I Carabinieri del Ros hanno tratto in arresto Rocco Rotolo e Salvatore Ruggiero, entrambi per associazione di tipo mafioso. Sono accusati di aver assicurato il collegamento tra alcune cooperative gestite dalla “cupola romana” e la ‘ndrangheta.

Una terza persona, indagata a piede libero, è stata perquisita. Gli interventi dei militari, disposti dal Gip di Roma su richiesta della procura distrettuale antimafia, sono stati eseguiti nelle province di Roma, Latina e Vibo Valentia.

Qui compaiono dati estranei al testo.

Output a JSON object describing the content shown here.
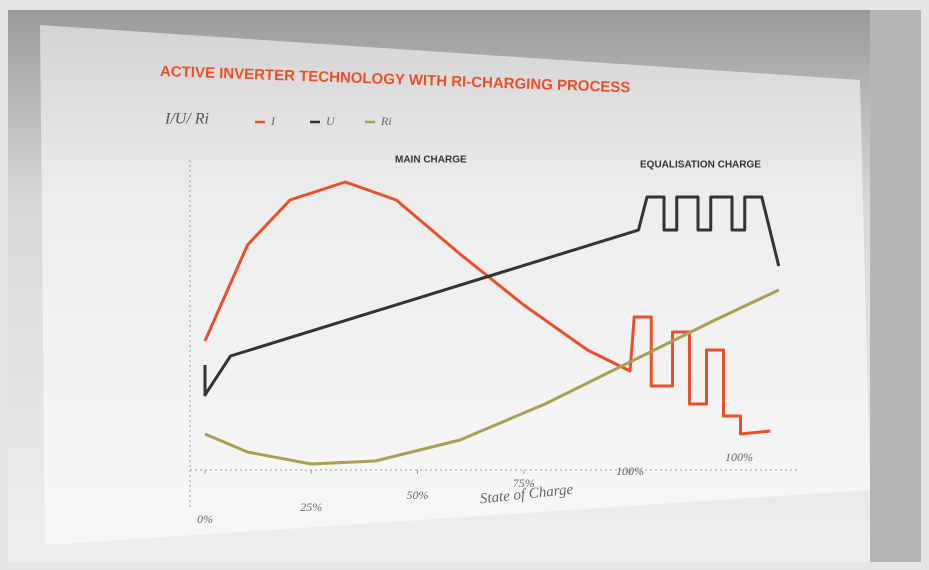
{
  "chart_data": {
    "type": "line",
    "title": "ACTIVE INVERTER TECHNOLOGY WITH RI-CHARGING PROCESS",
    "y_label": "I/U/ Ri",
    "x_label": "State of Charge",
    "annotations": [
      "MAIN CHARGE",
      "EQUALISATION CHARGE",
      "100%"
    ],
    "xlim": [
      0,
      135
    ],
    "ylim": [
      0,
      100
    ],
    "xticks": [
      {
        "value": 0,
        "label": "0%"
      },
      {
        "value": 25,
        "label": "25%"
      },
      {
        "value": 50,
        "label": "50%"
      },
      {
        "value": 75,
        "label": "75%"
      },
      {
        "value": 100,
        "label": "100%"
      }
    ],
    "series": [
      {
        "name": "I",
        "color": "#e8502a",
        "x": [
          0,
          10,
          20,
          33,
          45,
          60,
          75,
          90,
          100,
          101,
          105,
          105,
          110,
          110,
          114,
          114,
          118,
          118,
          122,
          122,
          126,
          126,
          133
        ],
        "values": [
          43,
          75,
          90,
          96,
          90,
          72,
          55,
          40,
          33,
          51,
          51,
          28,
          28,
          46,
          46,
          22,
          22,
          40,
          40,
          18,
          18,
          12,
          13
        ]
      },
      {
        "name": "U",
        "color": "#333333",
        "x": [
          0,
          0,
          6,
          102,
          104,
          108,
          108,
          111,
          111,
          116,
          116,
          119,
          119,
          124,
          124,
          127,
          127,
          131,
          135
        ],
        "values": [
          35,
          25,
          38,
          80,
          91,
          91,
          80,
          80,
          91,
          91,
          80,
          80,
          91,
          91,
          80,
          80,
          91,
          91,
          68
        ]
      },
      {
        "name": "Ri",
        "color": "#a9a050",
        "x": [
          0,
          10,
          25,
          40,
          60,
          80,
          100,
          120,
          135
        ],
        "values": [
          12,
          6,
          2,
          3,
          10,
          22,
          36,
          50,
          60
        ]
      }
    ]
  }
}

Le indagini avrebbero dimostrato come gli indagati, ritenuti organici all’organizzazione “Mafia Capitale”, abbiano assicurato il collegamento tra alcune cooperative gestite da Salvatore Buzzi, sotto il controllo di Massimo Carminati, e la cosca Mancuso di Limbadi, egemone nel territorio vibonese. In particolare dal luglio 2014 proprio Buzzi, con l’assenso di Carminati, avrebbe affidato l’appalto per la pulizia del mercato Esquilino, a Roma, a Giovanni Campennì, imprenditore di riferimento della cosca, in cambio della protezione in Calabria alle cooperative della “cupola” che si occupano dell’assistenza ai migranti.

I Carabinieri sono riusciti a documentare, inoltre, come già nel 2009 Rotolo e Ruggiero si fossero recati in Calabria, su richiesta di Buzzi, allo scopo di accreditarsi con la cosca Mancuso, tramite esponenti della cosca Piromalli con riferimento all’esigenza di ricollocare gli immigrati in esubero presso il Cpt di Crotone. Secondo gli investigatori Ruggiero e Rotolo avrebbero fornito uno “stabile contributo” alle attività di “Mafia Capitale” proprio avvalendosi dei rapporti privilegiati instaurati con “qualificati esponenti” della ‘ndrangheta.